Nilai tambah yang didapat jika rotan diolah menjadi bentuk mebel dan barang kerajinan diantaranya adalah meningkatnya harga jual serta memunculkan entitas baru sebagai usaha milik desa. Keuntungan yang didapat dari usaha pengolahan rotan memberi peluang untuk didirikannya industri mebel rotan. Pada saat ini setidaknya 30 orang pengrajin rotan di Desa Pangkalan Bulian.
Rotan di Desa Pangkalan Bulian merupakan rotan alam yang berasal dari hutan di kawasan Desa Pangkalan Bulian, diperkirakan cukup sampai 3 tahun ke depan, dan untuk kesinambungan akan dilakukan penanaman kembali/budidaya.
Pendirian industri mebel rotan bagi anggota KTH Bulian Alam Mulia dan Desa Pangkalan Bulian merupakan salah satu langkah strategis untuk menggerakkan perekonomian desa serta pengembangan Badan Usaha Milik Desa (BUMDes), dimana Desa Pangkalan Bulian adalah salah satu model pengembangan BUMDes di Kabupaten Musi Banyuasin. Dengan adanya industri berbasis bahan baku rotan, maka diharapkan adanya hubungan timbal balik menguntungkan antara pihak Kelompok Tani, Pemerintah Desa, dan Pemangku Wilayah Hutan (KPH). Hasil mebel rotan yang dihasilkan Kelompok Tani akan dipasarkan melalui bantuan BUMDes sehingga masyarakat/petani tetap terpacu untuk meningkatkan pembudidayaan rotan di dalam kawasan hutan KPH Meranti melalui kegiatan rehabilitasi hutan dengan tanaman campuran, termasuk tanaman rotan. Adanya industri mebel rotan di tingkat desa juga diharapkan dapat memperluas lapangan pekerjaan. Meskipun pada saat project BIOCLIME berakhir pada akhir Mei 2017, usaha rotan ini belum berjalan karena berbagai kendala, terutama transportasi darat sulit ditempuh karena selama musim hujan jalan rusak tidak bisa dilalui, akibatnya pasokan bahan bangunan industri tertunda pengirimannya.
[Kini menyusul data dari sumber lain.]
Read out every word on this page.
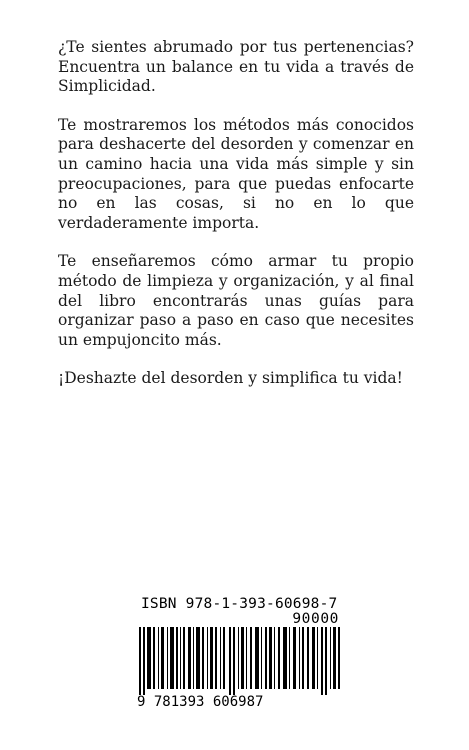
¿Te sientes abrumado por tus pertenencias? Encuentra un balance en tu vida a través de Simplicidad.

Te mostraremos los métodos más conocidos para deshacerte del desorden y comenzar en un camino hacia una vida más simple y sin preocupaciones, para que puedas enfocarte no en las cosas, si no en lo que verdaderamente importa.

Te enseñaremos cómo armar tu propio método de limpieza y organización, y al final del libro encontrarás unas guías para organizar paso a paso en caso que necesites un empujoncito más.

¡Deshazte del desorden y simplifica tu vida!

ISBN 978-1-393-60698-7
90000
9 781393 606987
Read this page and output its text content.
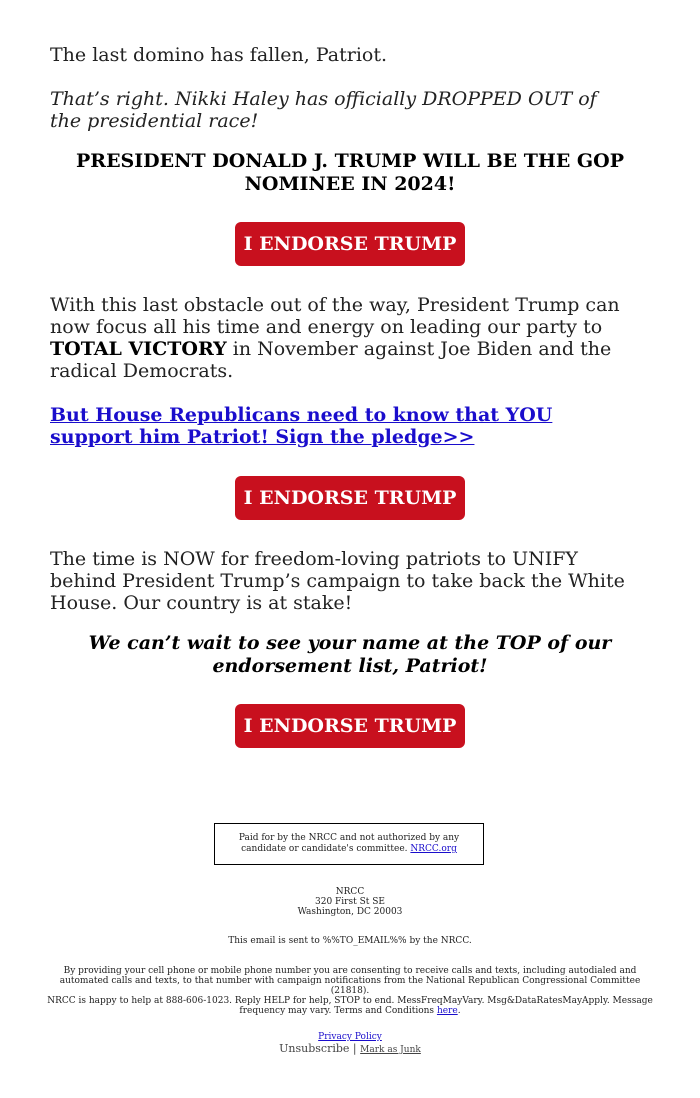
The last domino has fallen, Patriot.

That’s right. Nikki Haley has officially DROPPED OUT of the presidential race!

PRESIDENT DONALD J. TRUMP WILL BE THE GOP NOMINEE IN 2024!
I ENDORSE TRUMP

With this last obstacle out of the way, President Trump can now focus all his time and energy on leading our party to TOTAL VICTORY in November against Joe Biden and the radical Democrats.

But House Republicans need to know that YOU support him Patriot! Sign the pledge>>
I ENDORSE TRUMP

The time is NOW for freedom-loving patriots to UNIFY behind President Trump’s campaign to take back the White House. Our country is at stake!

We can’t wait to see your name at the TOP of our endorsement list, Patriot!
I ENDORSE TRUMP
Paid for by the NRCC and not authorized by any candidate or candidate's committee. NRCC.org
NRCC
320 First St SE
Washington, DC 20003
This email is sent to %%TO_EMAIL%% by the NRCC.
By providing your cell phone or mobile phone number you are consenting to receive calls and texts, including autodialed and automated calls and texts, to that number with campaign notifications from the National Republican Congressional Committee (21818).
NRCC is happy to help at 888-606-1023. Reply HELP for help, STOP to end. MessFreqMayVary. Msg&DataRatesMayApply. Message frequency may vary. Terms and Conditions here.
Privacy Policy
Unsubscribe | Mark as Junk
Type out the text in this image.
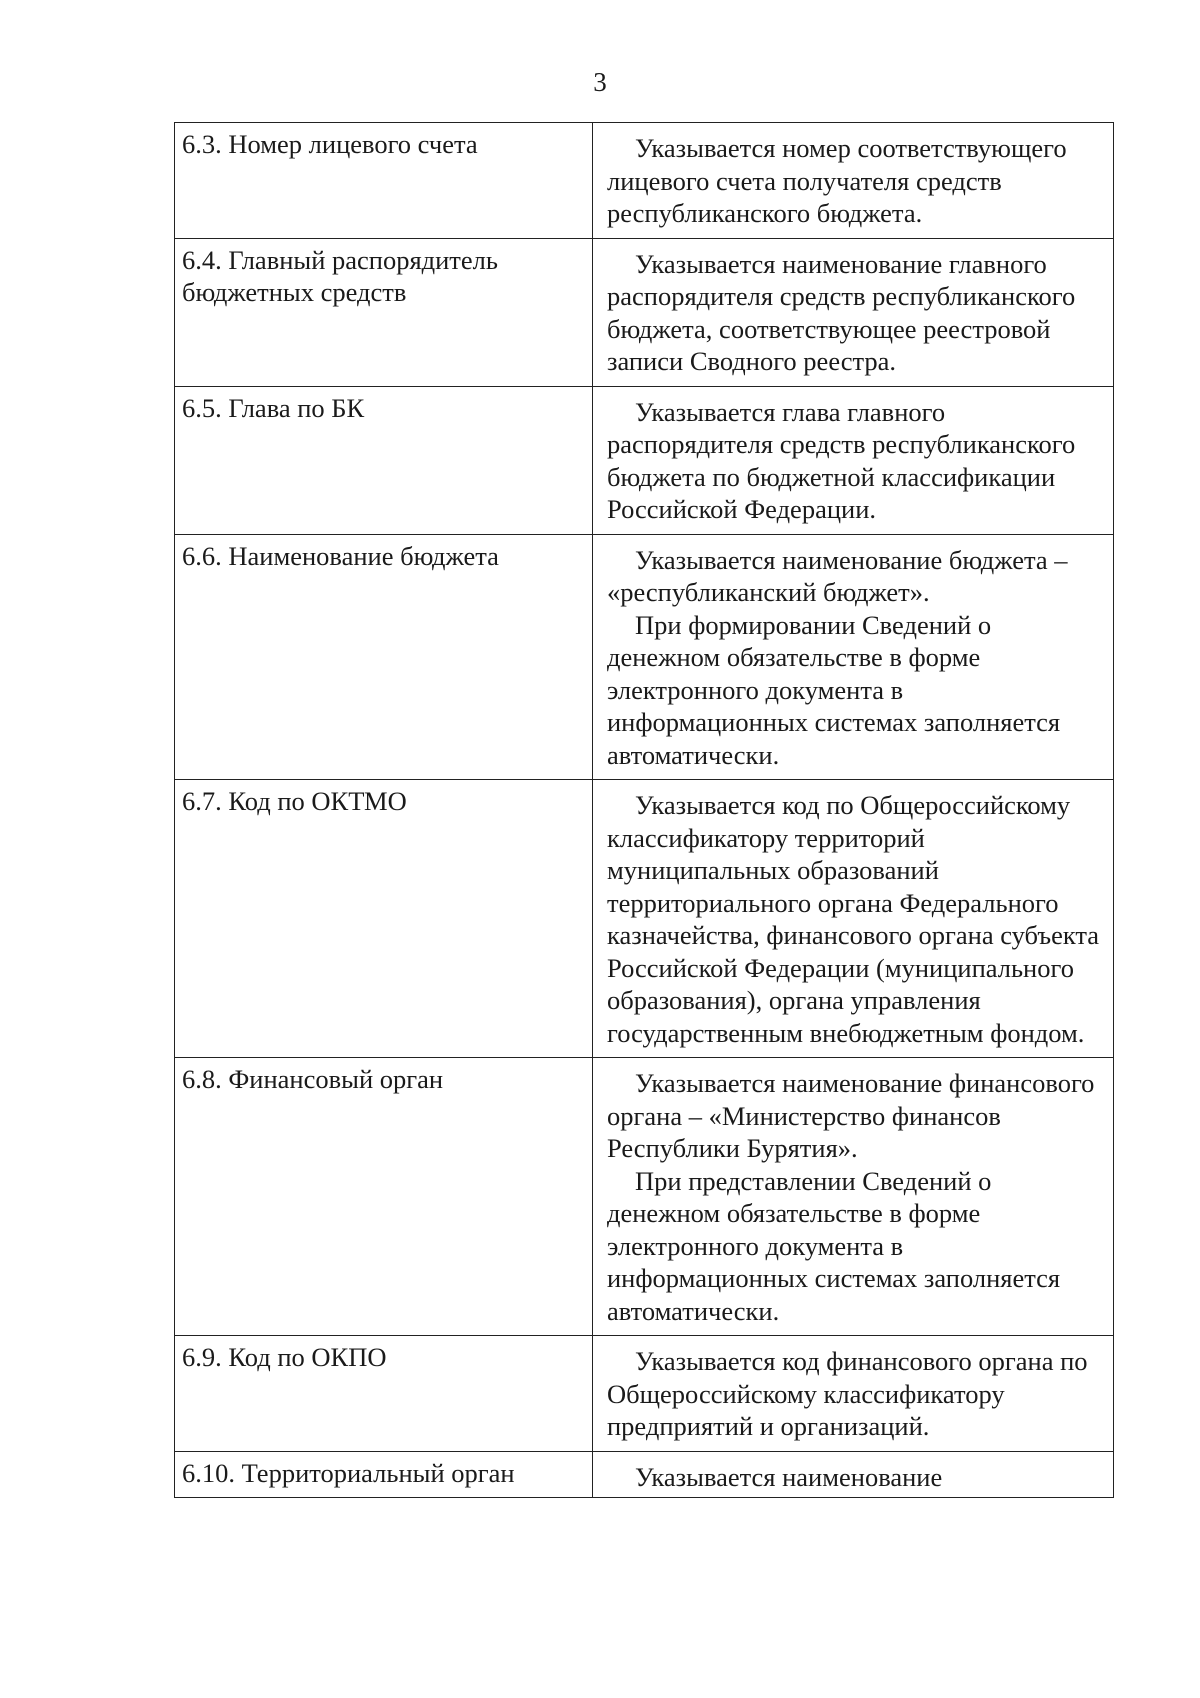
3
6.3. Номер лицевого счета	Указывается номер соответствующего лицевого счета получателя средств республиканского бюджета.

6.4. Главный распорядитель бюджетных средств	Указывается наименование главного распорядителя средств республиканского бюджета, соответствующее реестровой записи Сводного реестра.

6.5. Глава по БК	Указывается глава главного распорядителя средств республиканского бюджета по бюджетной классификации Российской Федерации.

6.6. Наименование бюджета	Указывается наименование бюджета – «республиканский бюджет».

При формировании Сведений о денежном обязательстве в форме электронного документа в информационных системах заполняется автоматически.

6.7. Код по ОКТМО	Указывается код по Общероссийскому классификатору территорий муниципальных образований территориального органа Федерального казначейства, финансового органа субъекта Российской Федерации (муниципального образования), органа управления государственным внебюджетным фондом.

6.8. Финансовый орган	Указывается наименование финансового органа – «Министерство финансов Республики Бурятия».

При представлении Сведений о денежном обязательстве в форме электронного документа в информационных системах заполняется автоматически.

6.9. Код по ОКПО	Указывается код финансового органа по Общероссийскому классификатору предприятий и организаций.

6.10. Территориальный орган	Указывается наименование
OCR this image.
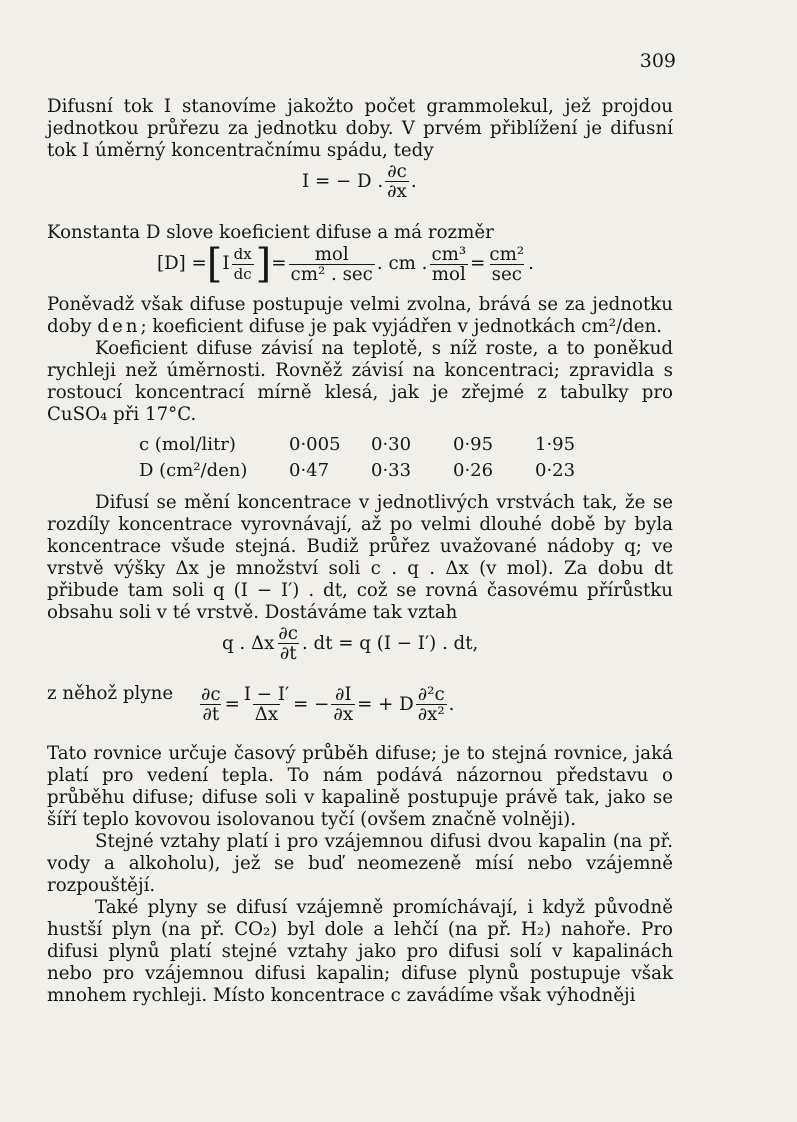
309

Difusní tok I stanovíme jakožto počet grammolekul, jež projdou jednotkou průřezu za jednotku doby. V prvém přiblížení je difusní tok I úměrný koncentračnímu spádu, tedy

I = − D . $\frac{\partial c}{\partial x}$ .

Konstanta D slove koeficient difuse a má rozměr

[D] = [ I $\frac{dx}{dc}$ ] = $\frac{\text{mol}}{\text{cm² . sec}}$ . cm . $\frac{\text{cm³}}{\text{mol}} = \frac{\text{cm²}}{\sec}$ .

Poněvadž však difuse postupuje velmi zvolna, brává se za jednotku doby den; koeficient difuse je pak vyjádřen v jednotkách cm²/den.

Koeficient difuse závisí na teplotě, s níž roste, a to poněkud rychleji než úměrnosti. Rovněž závisí na koncentraci; zpravidla s rostoucí koncentrací mírně klesá, jak je zřejmé z tabulky pro CuSO₄ při 17°C.

c (mol/litr)	0·005	0·30	0·95	1·95
D (cm²/den)	0·47	0·33	0·26	0·23

Difusí se mění koncentrace v jednotlivých vrstvách tak, že se rozdíly koncentrace vyrovnávají, až po velmi dlouhé době by byla koncentrace všude stejná. Budiž průřez uvažované nádoby q; ve vrstvě výšky Δx je množství soli c . q . Δx (v mol). Za dobu dt přibude tam soli q (I − I′) . dt, což se rovná časovému přírůstku obsahu soli v té vrstvě. Dostáváme tak vztah

q . Δx $\frac{\partial c}{\partial t}$ . dt = q (I − I′) . dt,
z něhož plyne $\frac{\partial c}{\partial t} = \frac{I - I'}{\Delta x}$ = − $\frac{\partial I}{\partial x}$ = + D $\frac{\text{∂²c}}{\text{∂x²}}$ .

Tato rovnice určuje časový průběh difuse; je to stejná rovnice, jaká platí pro vedení tepla. To nám podává názornou představu o průběhu difuse; difuse soli v kapalině postupuje právě tak, jako se šíří teplo kovovou isolovanou tyčí (ovšem značně volněji).

Stejné vztahy platí i pro vzájemnou difusi dvou kapalin (na př. vody a alkoholu), jež se buď neomezeně mísí nebo vzájemně rozpouštějí.

Také plyny se difusí vzájemně promíchávají, i když původně hustší plyn (na př. CO₂) byl dole a lehčí (na př. H₂) nahoře. Pro difusi plynů platí stejné vztahy jako pro difusi solí v kapalinách nebo pro vzájemnou difusi kapalin; difuse plynů postupuje však mnohem rychleji. Místo koncentrace c zavádíme však výhodněji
Keunggulan produk dari industri rotan KTH Bulian Alam Mulia ini adalah bahan baku rotan alami dengan kualitas bagus. Namun dari sisi desain, masih belum banyak modelnya. Langkah awal yang akan dilakukan oleh Kelompok Tani dan Pemerintahan Desa adalah mengembangkan usaha dengan cara promosi produk mebel rotan Desa Pangkalan Bulian masuk ke perusahaan-perusahaan di sekitar desa melalui program CSR ataupun pembelian langsung untuk menggunakan 1 set mebel rotan buatan Kelompok Tani di setiap ruang tamu (lobby) kantor. Selain itu juga dalam skala di tingkat kabupaten, Kepala Desa akan membantu promosi melalui BUMDes ke untuk membuat kerjasam dengan Pemerintah Daerah menghimbau penggunaan mebel rotan Desa Pangkalan Bulian pada setiap lobby
Biodiversity and Climate Change (BIOCLIME) Project 2015
A522: “Pembangunan Model Unit Bisnis Masyarakat Berbasis Hasil Hutan Bukan Kayu (HHBK)”. 7.3.2. Bangunan Unit Industri Mebel Rotan
Pada kegiatan produksi, jenis dan jumlah peralatan yang dibutuhkan yang menjadi biaya investasi dalam melakukan usaha rotan sesuai dengan kapasitas produksi sudah tersedia yang dibantu oleh project BIOCLIME.
Bangunan unit industri mebel rotan di Desa Pangkalan Bulian didirikan di atas lahan milik desa yang letaknya bersebelahan dengan gedung balai desa di dusun satu desa Pangkalan Bulian. Bangunan unit industri mebel itu dibagi menjadi dua bagian, bagian pertama sebagai bengkel mebel rotan dan kantor kerja, bagian kedua sebagai tempat penggorengan dan pencucian rotan mentah menjadi bahan siap pakai.
Proses pembangunan unit industri rotan ini sempat mengalami berbagai kendala, bahan kayu untuk bangunan yang langka dan kondisi jalan menuju lokasi unit usaha yang masih tergantung kondisi cuaca. Pembangunan saat unit usaha sampai saat ini bangunan sudah 80% dengan alat–alat penunjang produksi. Pengadaan alat penggorengan dan pencucian rotan dilakukan oleh KTH Bulian Alam Mulia dengan pemerintah desa Pangkalan Bulian melalui program BUMDes dan CSR dari perusahaan.
Gambar 12 Bangunan industri mebel rotan KTH Bulian Alam Mulia bantuan dari project BIOCLIME dibangun terintegrasi dengan balai desa di Dusun I Desa Pangkalan Bulian Kec. Batanghari Leko Kab. Musi Banyuasin.
7.3.3. Komponen Bangunan dan Biaya
Komponen bangunan dan biaya untuk 1 unit industri kecil mebel dan kerajinan rotan di Desa Pangkalan Bulian dari bantuan project BIOCLIME seperti yang disajikan pada Tabel 30.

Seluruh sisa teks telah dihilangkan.